Réunis à Paris, les ministres des Finances du G7 ont affiché ce mardi une position commune en faveur de la réouverture du détroit d’Ormuz, fermé sur fond d’escalade militaire entre l’Iran, les États-Unis et Israël, mettant en garde contre ses lourdes conséquences sur l’énergie, la sécurité alimentaire et les chaînes d’approvisionnement mondiales.
Le ministre canadien des Finances, Jean-Philippe Champagne, a affirmé ce mardi que le G7 était « uni » pour réclamer la réouverture du détroit d’Ormuz ainsi que « la fin des hostilités », dans un contexte de fortes tensions géopolitiques et de turbulences économiques internationales.
À l’ouverture de la deuxième et dernière journée de la réunion des ministres des Finances du G7 à Paris, Champagne a indiqué que cette position figurerait dans le communiqué final du sommet.
Le responsable canadien a qualifié le blocage du détroit d’Ormuz — intervenu après les frappes américaines et israéliennes contre l’Iran le 28 février dernier — de « dossier complexe » aux répercussions économiques majeures.
Au-delà de la hausse des prix du pétrole et du gaz, il a insisté sur les conséquences pour la sécurité alimentaire mondiale, en raison de l’envolée des prix des engrais. Le golfe Persique étant l’une des principales zones de production au monde, les exportations sont fortement perturbées par la fermeture du détroit.
Jean-Philippe Champagne a également évoqué les effets sur l’industrie technologique mondiale, notamment la pénurie d’hélium, indispensable à la fabrication des semi-conducteurs.

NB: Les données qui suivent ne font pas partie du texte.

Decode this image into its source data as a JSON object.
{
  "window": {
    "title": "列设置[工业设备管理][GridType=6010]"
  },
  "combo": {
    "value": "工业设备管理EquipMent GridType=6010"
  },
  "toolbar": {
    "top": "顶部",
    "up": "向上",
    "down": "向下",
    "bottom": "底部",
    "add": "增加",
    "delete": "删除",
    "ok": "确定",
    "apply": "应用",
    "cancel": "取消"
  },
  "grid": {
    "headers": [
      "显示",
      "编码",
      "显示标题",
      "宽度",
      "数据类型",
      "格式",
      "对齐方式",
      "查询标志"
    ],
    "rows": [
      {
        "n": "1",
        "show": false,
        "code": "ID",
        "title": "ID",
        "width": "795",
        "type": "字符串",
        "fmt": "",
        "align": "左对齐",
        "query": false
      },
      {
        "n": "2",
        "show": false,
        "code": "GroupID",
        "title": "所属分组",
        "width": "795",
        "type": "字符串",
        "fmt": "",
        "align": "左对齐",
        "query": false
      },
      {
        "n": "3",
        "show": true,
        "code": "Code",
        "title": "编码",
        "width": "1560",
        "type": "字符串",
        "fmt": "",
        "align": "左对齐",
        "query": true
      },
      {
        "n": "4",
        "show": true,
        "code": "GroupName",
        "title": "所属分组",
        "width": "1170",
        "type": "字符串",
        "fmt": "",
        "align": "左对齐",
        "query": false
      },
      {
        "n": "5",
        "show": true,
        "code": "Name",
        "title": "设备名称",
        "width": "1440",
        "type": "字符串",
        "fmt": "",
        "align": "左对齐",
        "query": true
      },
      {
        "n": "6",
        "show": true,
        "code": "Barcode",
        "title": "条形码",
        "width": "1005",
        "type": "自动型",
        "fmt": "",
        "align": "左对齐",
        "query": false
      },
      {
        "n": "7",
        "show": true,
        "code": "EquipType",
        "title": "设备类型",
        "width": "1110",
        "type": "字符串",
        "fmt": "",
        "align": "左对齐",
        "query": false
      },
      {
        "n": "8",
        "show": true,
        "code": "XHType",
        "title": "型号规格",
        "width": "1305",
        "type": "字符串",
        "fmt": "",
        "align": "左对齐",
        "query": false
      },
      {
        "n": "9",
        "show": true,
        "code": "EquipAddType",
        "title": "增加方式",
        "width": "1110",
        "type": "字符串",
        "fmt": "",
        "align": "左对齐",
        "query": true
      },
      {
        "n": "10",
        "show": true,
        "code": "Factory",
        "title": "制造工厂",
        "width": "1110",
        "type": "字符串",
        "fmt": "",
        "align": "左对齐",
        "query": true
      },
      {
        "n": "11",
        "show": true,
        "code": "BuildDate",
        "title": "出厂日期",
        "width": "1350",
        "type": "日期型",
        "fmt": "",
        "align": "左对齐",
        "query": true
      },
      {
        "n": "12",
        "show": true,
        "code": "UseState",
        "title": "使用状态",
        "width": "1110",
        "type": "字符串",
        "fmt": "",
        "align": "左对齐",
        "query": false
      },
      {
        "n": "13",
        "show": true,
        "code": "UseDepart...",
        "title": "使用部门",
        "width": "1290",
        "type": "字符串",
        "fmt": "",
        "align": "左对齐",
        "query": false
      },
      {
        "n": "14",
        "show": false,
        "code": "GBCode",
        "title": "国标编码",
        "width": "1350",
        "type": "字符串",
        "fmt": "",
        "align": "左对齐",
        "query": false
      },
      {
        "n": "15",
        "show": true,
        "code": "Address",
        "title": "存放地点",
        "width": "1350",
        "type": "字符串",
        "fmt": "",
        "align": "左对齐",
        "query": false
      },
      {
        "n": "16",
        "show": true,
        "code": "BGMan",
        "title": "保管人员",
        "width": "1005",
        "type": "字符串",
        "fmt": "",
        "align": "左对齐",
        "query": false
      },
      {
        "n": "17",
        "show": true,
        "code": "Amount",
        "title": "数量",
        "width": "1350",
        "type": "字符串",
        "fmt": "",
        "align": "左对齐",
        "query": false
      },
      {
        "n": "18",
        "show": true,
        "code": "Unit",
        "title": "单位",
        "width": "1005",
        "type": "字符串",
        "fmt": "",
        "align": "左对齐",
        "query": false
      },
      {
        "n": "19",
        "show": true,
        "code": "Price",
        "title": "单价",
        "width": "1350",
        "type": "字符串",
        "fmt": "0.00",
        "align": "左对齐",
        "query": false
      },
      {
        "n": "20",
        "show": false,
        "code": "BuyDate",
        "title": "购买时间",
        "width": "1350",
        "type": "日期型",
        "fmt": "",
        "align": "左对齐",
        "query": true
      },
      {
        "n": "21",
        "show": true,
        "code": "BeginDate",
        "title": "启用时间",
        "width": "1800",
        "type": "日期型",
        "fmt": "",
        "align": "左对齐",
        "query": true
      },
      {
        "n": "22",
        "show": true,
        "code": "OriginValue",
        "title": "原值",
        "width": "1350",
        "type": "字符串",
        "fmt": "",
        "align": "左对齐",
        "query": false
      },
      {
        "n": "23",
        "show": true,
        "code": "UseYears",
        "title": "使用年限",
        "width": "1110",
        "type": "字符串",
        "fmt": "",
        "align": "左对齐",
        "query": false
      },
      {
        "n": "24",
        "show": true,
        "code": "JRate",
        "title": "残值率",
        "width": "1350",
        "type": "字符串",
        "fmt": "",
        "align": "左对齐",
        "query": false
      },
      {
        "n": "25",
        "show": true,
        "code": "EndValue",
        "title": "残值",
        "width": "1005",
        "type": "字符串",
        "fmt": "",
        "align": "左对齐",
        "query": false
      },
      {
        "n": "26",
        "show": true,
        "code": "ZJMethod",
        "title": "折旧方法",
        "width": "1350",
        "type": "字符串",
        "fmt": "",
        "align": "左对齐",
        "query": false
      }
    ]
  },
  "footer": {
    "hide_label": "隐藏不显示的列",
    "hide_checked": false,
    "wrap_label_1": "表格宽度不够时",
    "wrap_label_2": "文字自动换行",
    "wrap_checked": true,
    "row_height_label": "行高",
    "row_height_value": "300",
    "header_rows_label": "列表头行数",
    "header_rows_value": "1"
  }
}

Le ministre canadien s’est félicité des « discussions importantes » menées lundi entre les membres du G7 sur la sécurisation de l’approvisionnement en minerais critiques dans un monde « de plus en plus complexe et volatil », plaidant pour des chaînes logistiques « plus résilientes ».

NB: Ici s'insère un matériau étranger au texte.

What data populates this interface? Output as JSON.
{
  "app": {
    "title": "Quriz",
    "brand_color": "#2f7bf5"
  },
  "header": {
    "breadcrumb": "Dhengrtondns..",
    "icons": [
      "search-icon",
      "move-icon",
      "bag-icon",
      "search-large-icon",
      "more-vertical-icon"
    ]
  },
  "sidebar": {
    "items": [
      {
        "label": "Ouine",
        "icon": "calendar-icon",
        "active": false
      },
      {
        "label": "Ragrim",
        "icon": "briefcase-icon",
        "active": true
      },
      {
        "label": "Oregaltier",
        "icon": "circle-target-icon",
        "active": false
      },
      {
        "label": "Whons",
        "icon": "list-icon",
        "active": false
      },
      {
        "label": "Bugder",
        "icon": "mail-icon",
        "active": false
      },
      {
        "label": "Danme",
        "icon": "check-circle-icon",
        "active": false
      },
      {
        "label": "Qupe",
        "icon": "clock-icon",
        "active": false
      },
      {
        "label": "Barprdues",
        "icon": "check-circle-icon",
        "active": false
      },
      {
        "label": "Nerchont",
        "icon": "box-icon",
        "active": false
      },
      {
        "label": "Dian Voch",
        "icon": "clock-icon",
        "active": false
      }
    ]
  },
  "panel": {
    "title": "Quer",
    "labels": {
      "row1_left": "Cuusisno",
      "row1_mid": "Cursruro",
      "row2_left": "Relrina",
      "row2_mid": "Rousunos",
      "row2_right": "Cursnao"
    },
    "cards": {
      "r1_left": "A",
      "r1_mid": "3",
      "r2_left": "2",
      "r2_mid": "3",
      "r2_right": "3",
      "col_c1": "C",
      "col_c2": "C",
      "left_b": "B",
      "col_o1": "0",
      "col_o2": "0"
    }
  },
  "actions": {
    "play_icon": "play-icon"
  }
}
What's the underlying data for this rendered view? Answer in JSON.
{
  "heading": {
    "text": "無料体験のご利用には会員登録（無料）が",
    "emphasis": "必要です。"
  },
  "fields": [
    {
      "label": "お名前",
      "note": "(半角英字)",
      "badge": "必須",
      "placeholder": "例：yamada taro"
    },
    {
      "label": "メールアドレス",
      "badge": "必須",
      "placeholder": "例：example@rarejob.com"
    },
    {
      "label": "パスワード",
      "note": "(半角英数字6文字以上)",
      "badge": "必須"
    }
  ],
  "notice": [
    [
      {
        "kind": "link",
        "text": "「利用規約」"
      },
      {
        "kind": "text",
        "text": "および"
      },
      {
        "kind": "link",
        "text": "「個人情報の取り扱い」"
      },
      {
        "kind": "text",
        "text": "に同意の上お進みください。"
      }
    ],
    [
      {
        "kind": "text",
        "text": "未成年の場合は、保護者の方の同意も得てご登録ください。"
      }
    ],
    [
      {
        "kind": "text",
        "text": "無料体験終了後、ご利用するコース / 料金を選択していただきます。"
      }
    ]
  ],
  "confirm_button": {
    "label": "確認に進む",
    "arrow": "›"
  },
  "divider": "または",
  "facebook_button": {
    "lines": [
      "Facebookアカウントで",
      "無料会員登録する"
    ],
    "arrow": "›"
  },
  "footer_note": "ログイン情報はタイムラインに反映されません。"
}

Cette deuxième journée réunit également plusieurs pays invités par la présidence française du G7, parmi lesquels le Brésil, l’Inde, la Corée du Sud et le Kenya, ainsi que le Qatar, les Émirats arabes unis et la Syrie. L’Ukraine avait participé aux travaux de lundi.
La réunion doit s’achever avec la présentation du communiqué final par le ministre français Roland Lescure.
Dans l’après-midi, la France organisera une conférence internationale consacrée à la lutte contre le financement du terrorisme, avec la participation annoncée de 75 pays. Elle sera ouverte par Roland Lescure et le secrétaire américain au Trésor Scott Bessent, avant une clôture assurée par le président français Emmanuel Macron, hôte du prochain sommet du G7 prévu à Évian du 15 au 17 juin.